In a discussion on about how to make LL better at WDW, giving LL included to onsite hotel guests might just jam up the Genie + LL system up even more. It's is the last thing needed in my opinion.
Not sure where you get the idea Disney is sold out six months in advance. They currently have rooms open in many of their open resorts as little as a couple weeks out from today and are running a discount promotion right now for Florida residents to boost occupancy.
It's been this way with availability for a while now, despite Disney being slow to reopen all resorts for bookings.
Point about Universal and their access is that the vast majority of people using it aren't paying for it, directly. They're getting it for "free" with their rooms.
Universal's price point on the paid option is largely a marketing tactic to set the value on the "free" benefit for resort guests as in "with the four of us, the room was practically free when you factor in that we all got that perk!".
(The value of which, Universal, conveniently, sets themselves - it's a marketing technique commonly referred to as "price anchoring". Feel free to Google the term if you think I'm off-base, here.)
All that aside, not sure what you mean about them having to do that to get people to stay at Universal at their price point. You make it sound like a bad deal when, much like the rest of the Orlando area, you can get a much nicer room for a much lower price than Disney...
Does Universal
need to do this with the current draw their parks offer?
No. Wizards and dinos aside, plenty of people stay at Universal for the better rooms at lower prices and visit Disney - including active members in this forum so even without their parks, they're getting business.
Does this offering sell more rooms?
Obviously.
My only point to responding to your post though, was to address what Universal, specifically, was doing in comparison to Disney since they are the only local competition you mentioned and the point I was trying to make was that Universal's Express pass is far more intended for resort guests than guests specifically paying for it.

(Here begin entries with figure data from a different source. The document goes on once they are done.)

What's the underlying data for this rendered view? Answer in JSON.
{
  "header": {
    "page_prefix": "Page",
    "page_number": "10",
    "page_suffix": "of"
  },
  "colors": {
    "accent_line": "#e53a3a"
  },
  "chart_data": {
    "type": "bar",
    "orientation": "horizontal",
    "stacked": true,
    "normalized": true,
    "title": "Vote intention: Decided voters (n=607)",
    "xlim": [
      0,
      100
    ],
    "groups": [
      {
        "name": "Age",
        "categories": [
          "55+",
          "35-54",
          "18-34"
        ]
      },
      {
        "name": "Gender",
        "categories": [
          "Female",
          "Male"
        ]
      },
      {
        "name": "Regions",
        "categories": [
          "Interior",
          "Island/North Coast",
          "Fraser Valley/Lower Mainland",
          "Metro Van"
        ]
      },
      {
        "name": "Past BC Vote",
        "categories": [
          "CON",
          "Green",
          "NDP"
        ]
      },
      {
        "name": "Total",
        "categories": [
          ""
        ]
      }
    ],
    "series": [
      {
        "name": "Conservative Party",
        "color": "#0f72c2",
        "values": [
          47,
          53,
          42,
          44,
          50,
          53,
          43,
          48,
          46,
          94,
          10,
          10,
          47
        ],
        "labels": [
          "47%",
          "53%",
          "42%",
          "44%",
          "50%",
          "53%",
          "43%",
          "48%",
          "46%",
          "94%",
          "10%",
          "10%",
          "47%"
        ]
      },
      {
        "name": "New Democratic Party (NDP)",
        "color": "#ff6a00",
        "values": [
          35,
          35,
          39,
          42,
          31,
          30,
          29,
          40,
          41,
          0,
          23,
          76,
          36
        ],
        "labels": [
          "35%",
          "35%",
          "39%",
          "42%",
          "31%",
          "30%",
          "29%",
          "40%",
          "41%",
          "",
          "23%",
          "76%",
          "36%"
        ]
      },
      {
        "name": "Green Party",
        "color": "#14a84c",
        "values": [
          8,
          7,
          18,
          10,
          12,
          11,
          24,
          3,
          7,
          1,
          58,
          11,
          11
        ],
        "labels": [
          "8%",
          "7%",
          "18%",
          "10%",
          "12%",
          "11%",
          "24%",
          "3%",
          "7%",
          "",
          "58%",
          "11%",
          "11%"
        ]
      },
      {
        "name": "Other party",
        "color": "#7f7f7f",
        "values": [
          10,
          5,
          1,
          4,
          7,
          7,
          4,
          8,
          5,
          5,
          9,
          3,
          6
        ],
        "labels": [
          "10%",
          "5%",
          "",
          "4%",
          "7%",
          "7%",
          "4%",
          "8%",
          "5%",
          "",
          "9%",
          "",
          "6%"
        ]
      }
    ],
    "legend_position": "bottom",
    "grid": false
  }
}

If you want to pay, they're not going to pass up free money but that's not why they're offering it the way they are and while talking about how invincible Disney is and how impossible to book a room it would be if they offered something for "free", let's not forget that back before the pandemic, back when, based on your argument above, Disney apparently
did need to give their system away for free (not just for resort guests, but everyone), Universal's offering was a
much better one than Disney's for onsite guests who with Disney, only got a 60 day window for three fastpases vs. the 30 everyone else buying a ticket to walk in got compared to unlimited "front of line".
Disney can't do for their resort guests what Universal does because Disney doesn't have enough attraction capacity to handle unlimited front-of-line access for the number of resort rooms they have without creating a customer service nightmare for offsite guests still paying top dollar to enter their gates.
That's not because they're so awesome, btw, It's because for almost 20 years, they've been more focused on manipulating crowd levels and pricing to increase profit margins than investing in painfully needed popular attraction capacity.